In metric space, $X$ is connected and $X\subset Y \subset \bar X$, prove that $Y$ is connected.

Question

Question: $X$ is connected and $X\subset Y\subset\bar X$, prove that $Y$ is connected.

This is one of my midterm questions this morning. I couldn't figure it out. But now I came up with this proof, so if anyone could check and see if it makes sense, I would really appreciate it (although that's not gonna change my grade).

Proof: For the purpose of arguing by contradiction, we assume that $Y$ is disconnected. Then we have nonempty, open sets $U,V$ such that $U \cup V=Y$ and $U \cap V=\emptyset$.

Since $X \subset Y$, then it's obvious that we either have $X \subset U$, or $X \subset V$. Without losing generality, we assume that $X\subset U$. Then $\bar X \subset \bar U$, then $Y \subset \bar U$, then $V \subset \bar U$.

Consider some $v \in V$. There exits some $\epsilon$ such that $B_\epsilon (x)\subset V$. At the same time, since $x\in V \subset \bar U$, $B_\epsilon(x) \cap U \neq \emptyset$. This is a contradiction since $U \cap V =\emptyset$. So $Y$ is connected.

Answer 1

The best proof i know is by using this equivalent characterization of a connected space: a space $X$ is connected if and only if every continuous function $X \rightarrow \{0,1\} $ is constant. If $X\subset Y\subset \overline{X}$ and if $Y \rightarrow \{0,1\} $ is continuous, then it restriction to $X$ is constant, and since $X$ is dense in $Y$, it follows that the function is constant, so $Y$ is connected.

Answer 2

I think that your proof is ok for the most part, but I would write it a bit more stringently.
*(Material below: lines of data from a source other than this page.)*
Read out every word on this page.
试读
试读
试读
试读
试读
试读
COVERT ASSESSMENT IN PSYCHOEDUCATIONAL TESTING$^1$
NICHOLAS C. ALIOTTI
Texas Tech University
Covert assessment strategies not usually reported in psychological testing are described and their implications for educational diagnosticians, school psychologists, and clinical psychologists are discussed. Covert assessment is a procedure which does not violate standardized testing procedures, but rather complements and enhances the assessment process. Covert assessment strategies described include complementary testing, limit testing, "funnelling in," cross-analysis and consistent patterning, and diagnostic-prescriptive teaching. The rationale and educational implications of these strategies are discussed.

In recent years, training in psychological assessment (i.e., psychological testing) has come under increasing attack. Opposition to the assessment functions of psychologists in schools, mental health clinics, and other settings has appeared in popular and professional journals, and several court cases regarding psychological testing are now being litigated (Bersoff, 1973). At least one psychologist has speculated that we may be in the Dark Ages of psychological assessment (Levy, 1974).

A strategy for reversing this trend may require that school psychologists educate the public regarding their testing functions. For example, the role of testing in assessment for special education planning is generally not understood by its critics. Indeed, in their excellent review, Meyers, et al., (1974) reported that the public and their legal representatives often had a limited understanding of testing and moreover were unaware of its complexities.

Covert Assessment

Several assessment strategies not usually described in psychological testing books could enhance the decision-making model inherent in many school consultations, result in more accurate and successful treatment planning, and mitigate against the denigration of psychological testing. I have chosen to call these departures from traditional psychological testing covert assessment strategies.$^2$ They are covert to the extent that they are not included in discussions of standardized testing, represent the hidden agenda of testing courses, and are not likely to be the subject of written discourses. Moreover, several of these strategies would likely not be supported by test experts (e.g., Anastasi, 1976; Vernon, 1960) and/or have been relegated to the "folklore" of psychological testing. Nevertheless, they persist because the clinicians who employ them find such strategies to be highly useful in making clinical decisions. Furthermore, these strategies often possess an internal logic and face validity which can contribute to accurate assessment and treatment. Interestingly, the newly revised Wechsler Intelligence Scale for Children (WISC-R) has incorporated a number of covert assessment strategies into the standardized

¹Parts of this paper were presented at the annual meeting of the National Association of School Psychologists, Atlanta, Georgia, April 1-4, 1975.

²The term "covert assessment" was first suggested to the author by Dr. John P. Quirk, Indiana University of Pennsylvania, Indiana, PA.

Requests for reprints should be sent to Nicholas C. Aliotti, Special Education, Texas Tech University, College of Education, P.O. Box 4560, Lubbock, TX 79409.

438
We assume that $Y$ is disconnected. Then we have open sets U, V with $Y \subseteq U \cup V$, $U \cap V = \emptyset$, $Y \cap U \neq \emptyset \neq Y \cap V$. On the other hand, since $X \subseteq Y$ and X is connected, we can assume wlog that $X \subseteq U$. Now, since $Y \cap V \neq \emptyset$, there is a $z \in Y \cap V$. Since $Y \subseteq \bar X$, we have $z \in \bar X$. On the other hand, from $X \subseteq U$ and $z \in V$ and $U \cap V = \emptyset$, we get that $V$ is an open neighborhood of $z$ which doesn't contain any points of $X$. This means $z \notin \bar X$. Contradiction. So $Y$ must be connected.

This proof even works for general topological spaces.